What is it?
The new Jagaur XF Sportbrake, the company’s first estate car since the unloved X-type wagon. Its range is diesel only, kicking off with a 161bhp 2.2-litre (£31,940) and topping out with the 272bhp 3-litre V6 Diesel S model we’ve driven here, which starts at £44,355.
Technical highlights?
The rear suspension set-up is actually different to the XF saloon’s, coil springs replaced by self-levelling air suspension designed to counteract your furniture shopping and deliver identical feel and responses to its four-door sibling.
The Diesel S also gets Jaguar Adaptive Dynamics as standard, active dampers which continually adapt to conditions and which can also be altered by the driver. It’s optional on the lesser-powered 3-litre V6 diesel model.
What’s it like to drive?
The XF is already a great handling car, but having driven the saloon and Sportbrake back to back, the estate actually feels better.
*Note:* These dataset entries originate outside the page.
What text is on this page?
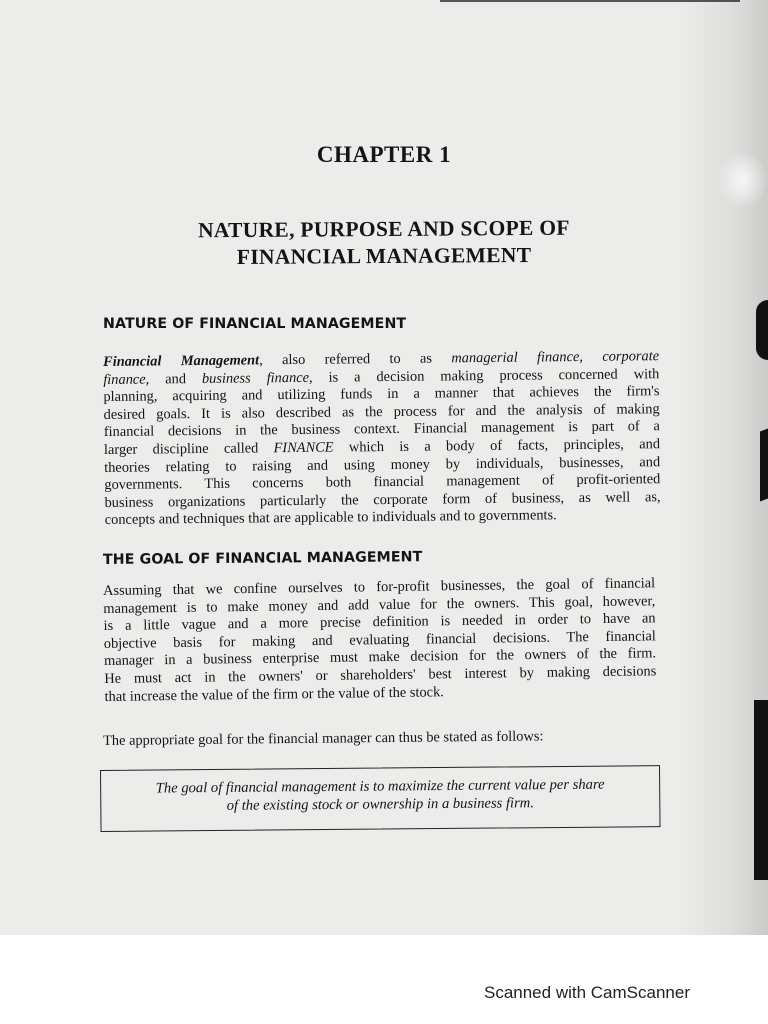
CHAPTER 1
NATURE, PURPOSE AND SCOPE OF
FINANCIAL MANAGEMENT
NATURE OF FINANCIAL MANAGEMENT
Financial Management, also referred to as managerial finance, corporate
finance, and business finance, is a decision making process concerned with
planning, acquiring and utilizing funds in a manner that achieves the firm's
desired goals. It is also described as the process for and the analysis of making
financial decisions in the business context. Financial management is part of a
larger discipline called FINANCE which is a body of facts, principles, and
theories relating to raising and using money by individuals, businesses, and
governments. This concerns both financial management of profit-oriented
business organizations particularly the corporate form of business, as well as,
concepts and techniques that are applicable to individuals and to governments.
THE GOAL OF FINANCIAL MANAGEMENT
Assuming that we confine ourselves to for-profit businesses, the goal of financial
management is to make money and add value for the owners. This goal, however,
is a little vague and a more precise definition is needed in order to have an
objective basis for making and evaluating financial decisions. The financial
manager in a business enterprise must make decision for the owners of the firm.
He must act in the owners' or shareholders' best interest by making decisions
that increase the value of the firm or the value of the stock.
The appropriate goal for the financial manager can thus be stated as follows:
The goal of financial management is to maximize the current value per share
of the existing stock or ownership in a business firm.
Scanned with CamScanner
You’re not rewarded with oodles of feel and feedback (and the steering is way too light), but the car responds very well to direction changes and you can get a real flow going, never deflected from your line thanks to the well judged ride and each corner needing just one input of steering. It’s a very satisfying car to drive quickly, with much better body control than an Audi A6 and less reliance on confusing chassis settings than a BMW 5-series.
This range-topping V6 diesel S engine is a cracker too. The standard-fit ZF eight-speed auto is as smooth as ever, and with no narrow powerband, more an even spread of smooth torque, progress is smooth and relentless. There’s enough grunt to light the rear tyres up, too. It’s light years ahead of the 2.2-litre four-pot diesel in terms of refinement (and, of course, pace), though that will doubtless be the model that mops up most sales in the Sportbrake range.
How does it compare?
Prices, performance and loadspace (1675 litres with the rear seats down) are all on par with equivalent A6 Avants and 5-series Tourings – no coincidence, we’d bet. The XF is a more appealing proposition to drive and, to our eyes, to look at. The only estate car with nearly as much style is Mercedes’ new CLS Shooting Brake. You’ll sacrifice 125 litres of bootspace and it costs nearly £9000 more than the XF, but it’s certainly an appealing alternative.
Anything else I need to know?
Introduced at the same time as 2013 model year XFs, the Sportbrake gets a number of tweaks, including Jaguar’s new Meridian sound system (replacing the Bowers & Wilkins unit, which we reckon sounded a bit better). A powered tailgate is optional on SE models, and standard on all others.